I’m back from a few days at the annual meeting of the American Political Science Association, held this year in Philadelphia. As usual, the best panels were put on by our friends at the Claremont Institute, which probably produced discussions of greater interest and more intellectual diversity in its dozen panels than the APSA itself did in its many hundreds. On Thursday morning I was treated to a real set-to over presidential power under the Constitution between Joseph Bessette (Claremont McKenna College) and Gary Schmitt (American Enterprise Institute), on the one hand, defending President Bush’s energetic exercise of executive power, and David Gray Adler (Idaho State) and Michael Genovese (Loyola Marymount), on the other hand, attacking the president as an incipient tyrant who is undermining the rule of law and the separation of powers.
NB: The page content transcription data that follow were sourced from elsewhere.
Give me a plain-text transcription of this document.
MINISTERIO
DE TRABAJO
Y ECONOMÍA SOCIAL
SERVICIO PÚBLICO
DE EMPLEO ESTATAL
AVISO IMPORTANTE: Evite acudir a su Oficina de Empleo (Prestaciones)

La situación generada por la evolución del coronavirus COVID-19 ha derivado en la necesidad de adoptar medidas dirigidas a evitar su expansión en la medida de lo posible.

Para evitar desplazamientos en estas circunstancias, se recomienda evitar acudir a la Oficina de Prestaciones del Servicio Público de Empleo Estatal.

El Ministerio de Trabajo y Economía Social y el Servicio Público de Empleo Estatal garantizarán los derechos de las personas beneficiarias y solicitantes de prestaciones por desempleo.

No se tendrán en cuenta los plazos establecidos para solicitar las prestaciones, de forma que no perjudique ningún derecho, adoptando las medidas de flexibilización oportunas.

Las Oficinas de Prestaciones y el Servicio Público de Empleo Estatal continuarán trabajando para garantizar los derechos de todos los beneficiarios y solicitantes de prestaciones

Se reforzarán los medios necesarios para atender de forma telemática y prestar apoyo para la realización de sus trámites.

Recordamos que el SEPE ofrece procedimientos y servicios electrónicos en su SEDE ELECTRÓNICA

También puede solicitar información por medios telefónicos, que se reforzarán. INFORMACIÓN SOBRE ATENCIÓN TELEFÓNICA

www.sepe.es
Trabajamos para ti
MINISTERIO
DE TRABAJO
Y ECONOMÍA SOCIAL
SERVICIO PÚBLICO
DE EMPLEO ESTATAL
Bessette and Schmitt were the clear winners, with calm reason and carefully constructed arguments. Adler and Genovese put on a good show of indignation, but fell short on both evidence and constitutional theory, with a heavy reliance on rhetorical overstatement. Indeed, more than once they made claims that distorted or misstated simple, checkable factual matters. Here’s an example: Adler claimed, with a specific date citation, that on February 7, 2002, President Bush asserted that he could and would “set aside the Geneva Conventions” (Adler’s exact words, from my notes of that morning). Well now (sound of throat clearing), if one goes here to what Adler is surely citing, one finds that the president made the much less astounding claim that since al Qaeda “is not a state party to the Geneva Convention . . . its members are not entitled to POW status.” This is so far from being a presidential decision to “set aside” the Convention that it is, as any reader will notice, an interpretation of the Convention’s meaning. And so far, even the runaway Supreme Court that made the ridiculously wrong Hamdan ruling (cogently dissected by Joseph Bessette at this same panel) hasn’t seen fit to reverse this particular determination of the president.
Michael Genovese, just as absurdly, claimed that President Bush has outdone Lincoln in asserting a power to go beyond the law (my paraphrase this time). Never mind that this doesn’t quite get even Lincoln right. Genovese neglected to supply a single instance in which the administration has asserted anything like a presidential prerogative to ignore, violate, abrogate, or otherwise act contrary to any valid legislative act of the Congress or any requirement of the Constitution.
The late Daniel Patrick Moynihan is said to have said that everyone is entitled to his own opinions, but not to his own facts. (I use no quotation marks because this semi-famous Moynihanism is devilishly hard to pin down as to either its exact words or its provenance.) We seem to have an epidemic in the academy of “scholars” who have no respect for the most basic of duties for the construction of honest arguments: begin with the facts.